It may sound unfair to say that Baroness Thatcher’s death is relatively unimportant in the greater scheme of things. After all, she was the first female Prime Minister of England, and certainly one of the most controversial and remembered heads of government in British History. Surely her life deserves recognition?
Margaret Hilda Thatcher, born in 1925, was originally a research chemist, before becoming a Barrister and later an MP. She was elected to Prime Minister in 1979, after holding the Education Secretary position in a previous government. Her Conservative party held the parliament for three subsequent terms during the 1980’s, enduring both economic instability and the Falklands War; problems that still exist today.
In her own time, Thatcher was controversial. She was given the title ‘Iron Lady’ by the Russian media, due to her dogged attacks on the Soviets. Her policies were viewed by many left wing MP’s as brutal and uncompromising.
Despite many strikes and power shortages from angry working class sectors, Thatcher’s government did seem to positively benefit the economy. This is how it seems from some statistics, though it’s not an easy thing to judge. But, even considering her importance when she was prime minister, did she truly deserve a £10 million plus funeral funded by the public, front page billing over the escalating tensions in North Korea, and a six-hour long debate over her life in the commons? Is an elderly ex- prime minister’s death truly more important than the threat of global thermo-nuclear war?
As an example, the last British Prime Minister to die was Edward Heath in 2005 of pneumonia. He was cremated at a funeral service attended by 1500 people, followed by a memorial service attended by 2000 people. The debate in commons over his life lasted only one hour.
The amount of media around Baroness Thatcher’s death seems absurd. The value of a debate session over her life is entirely lost on most people, and it seems to have only provoked outbursts of both hatred and passionate defence of Thatcher. In addition the public cost of staging the funeral, equal in honours to the Queen Mother, is simply not acceptable in these times of massive spending cuts to public sectors. Hague’s smug defence of the cost, suggesting Thatcher’s favouritism towards him, did the argument no favours.

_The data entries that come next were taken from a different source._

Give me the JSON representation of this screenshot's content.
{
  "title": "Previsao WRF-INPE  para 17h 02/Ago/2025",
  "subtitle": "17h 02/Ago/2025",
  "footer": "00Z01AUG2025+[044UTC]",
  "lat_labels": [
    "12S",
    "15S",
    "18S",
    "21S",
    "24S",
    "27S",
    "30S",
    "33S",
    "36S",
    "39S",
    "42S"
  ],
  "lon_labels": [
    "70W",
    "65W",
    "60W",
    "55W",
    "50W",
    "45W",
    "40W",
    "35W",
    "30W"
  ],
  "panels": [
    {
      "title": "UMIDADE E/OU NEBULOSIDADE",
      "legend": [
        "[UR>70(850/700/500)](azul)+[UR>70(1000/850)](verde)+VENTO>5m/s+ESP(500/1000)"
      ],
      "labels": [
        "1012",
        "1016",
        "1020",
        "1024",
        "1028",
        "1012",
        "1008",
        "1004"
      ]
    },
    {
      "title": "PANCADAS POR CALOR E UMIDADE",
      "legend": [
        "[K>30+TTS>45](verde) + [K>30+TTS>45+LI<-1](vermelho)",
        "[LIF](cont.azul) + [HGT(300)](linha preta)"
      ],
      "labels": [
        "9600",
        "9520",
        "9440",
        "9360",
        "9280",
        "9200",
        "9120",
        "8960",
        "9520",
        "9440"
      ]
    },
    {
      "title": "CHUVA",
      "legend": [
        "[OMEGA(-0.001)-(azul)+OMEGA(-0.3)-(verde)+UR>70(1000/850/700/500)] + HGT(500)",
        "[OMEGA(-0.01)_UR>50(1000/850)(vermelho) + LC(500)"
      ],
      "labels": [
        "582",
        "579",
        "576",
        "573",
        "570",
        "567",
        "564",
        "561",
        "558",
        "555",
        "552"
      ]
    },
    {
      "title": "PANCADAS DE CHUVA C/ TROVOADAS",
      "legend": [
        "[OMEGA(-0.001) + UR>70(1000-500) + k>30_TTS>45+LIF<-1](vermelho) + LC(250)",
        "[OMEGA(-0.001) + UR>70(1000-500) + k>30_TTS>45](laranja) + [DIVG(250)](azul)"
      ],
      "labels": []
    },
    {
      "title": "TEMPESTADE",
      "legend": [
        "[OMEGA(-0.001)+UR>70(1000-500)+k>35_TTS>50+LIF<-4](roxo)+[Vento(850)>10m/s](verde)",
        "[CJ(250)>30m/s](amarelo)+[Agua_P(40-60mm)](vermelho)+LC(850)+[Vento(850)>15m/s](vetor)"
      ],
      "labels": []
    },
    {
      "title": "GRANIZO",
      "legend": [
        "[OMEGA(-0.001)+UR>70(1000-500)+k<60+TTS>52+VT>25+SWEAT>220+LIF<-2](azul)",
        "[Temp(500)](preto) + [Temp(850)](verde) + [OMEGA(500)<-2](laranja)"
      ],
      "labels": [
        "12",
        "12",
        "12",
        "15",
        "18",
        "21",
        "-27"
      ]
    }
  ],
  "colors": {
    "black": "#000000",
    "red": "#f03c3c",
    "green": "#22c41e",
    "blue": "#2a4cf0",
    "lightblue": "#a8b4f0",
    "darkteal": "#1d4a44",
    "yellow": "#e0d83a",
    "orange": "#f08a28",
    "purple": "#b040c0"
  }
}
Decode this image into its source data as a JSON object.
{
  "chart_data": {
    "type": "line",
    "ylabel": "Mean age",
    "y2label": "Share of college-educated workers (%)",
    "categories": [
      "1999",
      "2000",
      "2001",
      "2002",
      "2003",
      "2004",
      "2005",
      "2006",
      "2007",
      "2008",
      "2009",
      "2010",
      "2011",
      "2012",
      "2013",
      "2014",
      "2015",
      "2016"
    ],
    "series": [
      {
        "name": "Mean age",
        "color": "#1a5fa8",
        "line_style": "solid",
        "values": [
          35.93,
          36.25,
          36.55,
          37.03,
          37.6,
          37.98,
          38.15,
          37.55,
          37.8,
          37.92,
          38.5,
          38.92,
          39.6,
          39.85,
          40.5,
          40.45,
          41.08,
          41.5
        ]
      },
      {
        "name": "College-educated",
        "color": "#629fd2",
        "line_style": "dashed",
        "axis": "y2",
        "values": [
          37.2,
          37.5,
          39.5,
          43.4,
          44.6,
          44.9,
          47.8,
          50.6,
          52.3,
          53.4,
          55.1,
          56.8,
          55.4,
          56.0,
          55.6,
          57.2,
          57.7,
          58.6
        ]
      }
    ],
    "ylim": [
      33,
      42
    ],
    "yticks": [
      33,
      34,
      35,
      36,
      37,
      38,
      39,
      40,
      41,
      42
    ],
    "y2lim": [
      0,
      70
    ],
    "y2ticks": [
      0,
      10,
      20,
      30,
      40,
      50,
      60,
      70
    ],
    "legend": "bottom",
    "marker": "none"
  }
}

The glorification by the Conservative party of Thatcher over the last few days, as well as the refusal of the Thatcher family to keep the affair private, has lead to an unfortunate backlash from angry members of the public. The chart ‘success’ of the Wizard of Oz tune ‘Ding Dong, The Witch Is dead’ and the violent outbursts at the parliamentary debates owe themselves as much to the Conservatives short sightedness as the public’s hatred for the Baroness.

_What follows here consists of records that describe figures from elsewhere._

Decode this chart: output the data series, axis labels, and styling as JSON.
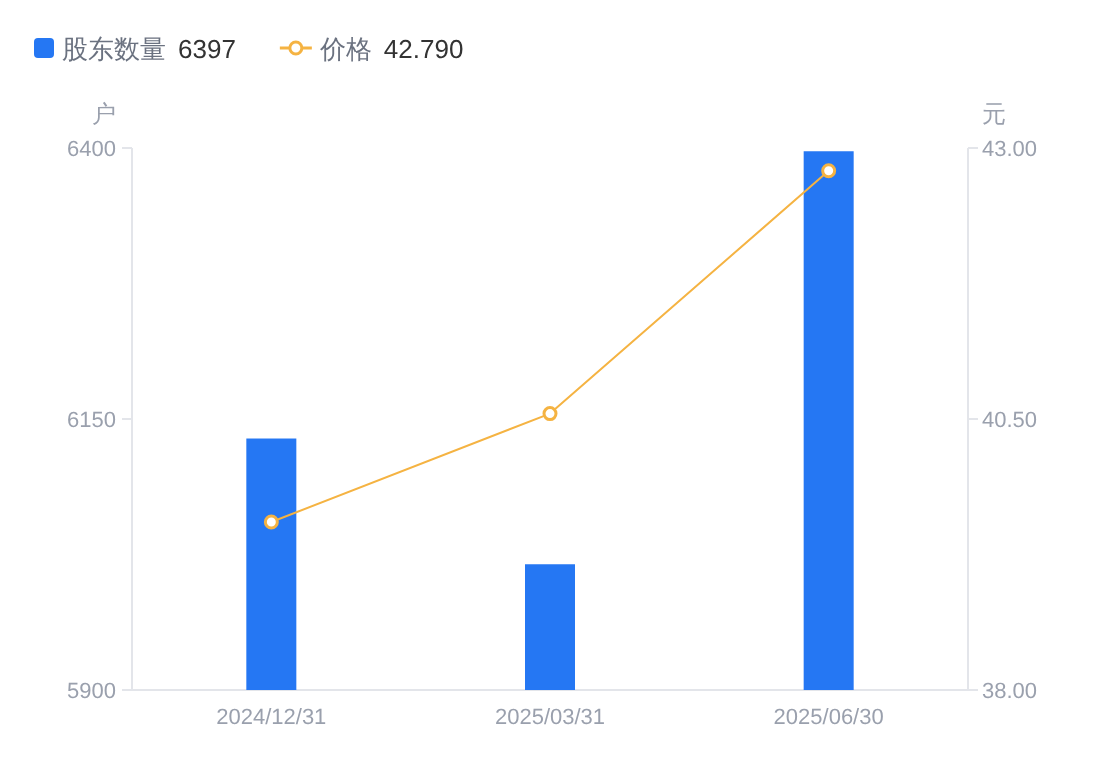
{
  "chart_data": {
    "type": "bar",
    "categories": [
      "2024/12/31",
      "2025/03/31",
      "2025/06/30"
    ],
    "series": [
      {
        "name": "股东数量",
        "color": "#2577f3",
        "values": [
          6132,
          6016,
          6397
        ]
      },
      {
        "name": "价格",
        "type": "line",
        "axis": "y2",
        "color": "#f5b342",
        "marker": "circle",
        "values": [
          39.55,
          40.55,
          42.79
        ]
      }
    ],
    "ylabel": "户",
    "y2label": "元",
    "ylim": [
      5900,
      6400
    ],
    "yticks": [
      5900,
      6150,
      6400
    ],
    "y2lim": [
      38,
      43
    ],
    "y2ticks": [
      {
        "value": 38,
        "label": "38.00"
      },
      {
        "value": 40.5,
        "label": "40.50"
      },
      {
        "value": 43,
        "label": "43.00"
      }
    ],
    "legend": "top left",
    "annotations": [
      "6397",
      "42.790"
    ]
  }
}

Thatcher’s politics were controversial, and her attitude may have irritated some, but she was a strong Prime Minister in a time when, realistically, we needed one. However you feel about her, she deserves respect, especially now that she has died. However, the lengths to which the media and the Conservative party are going to in order to report her death are simply unacceptable.
If the Baroness could see the price tag on her funeral, I would imagine she would be turning in her grave, even though, generally, “The Lady is not for turning.”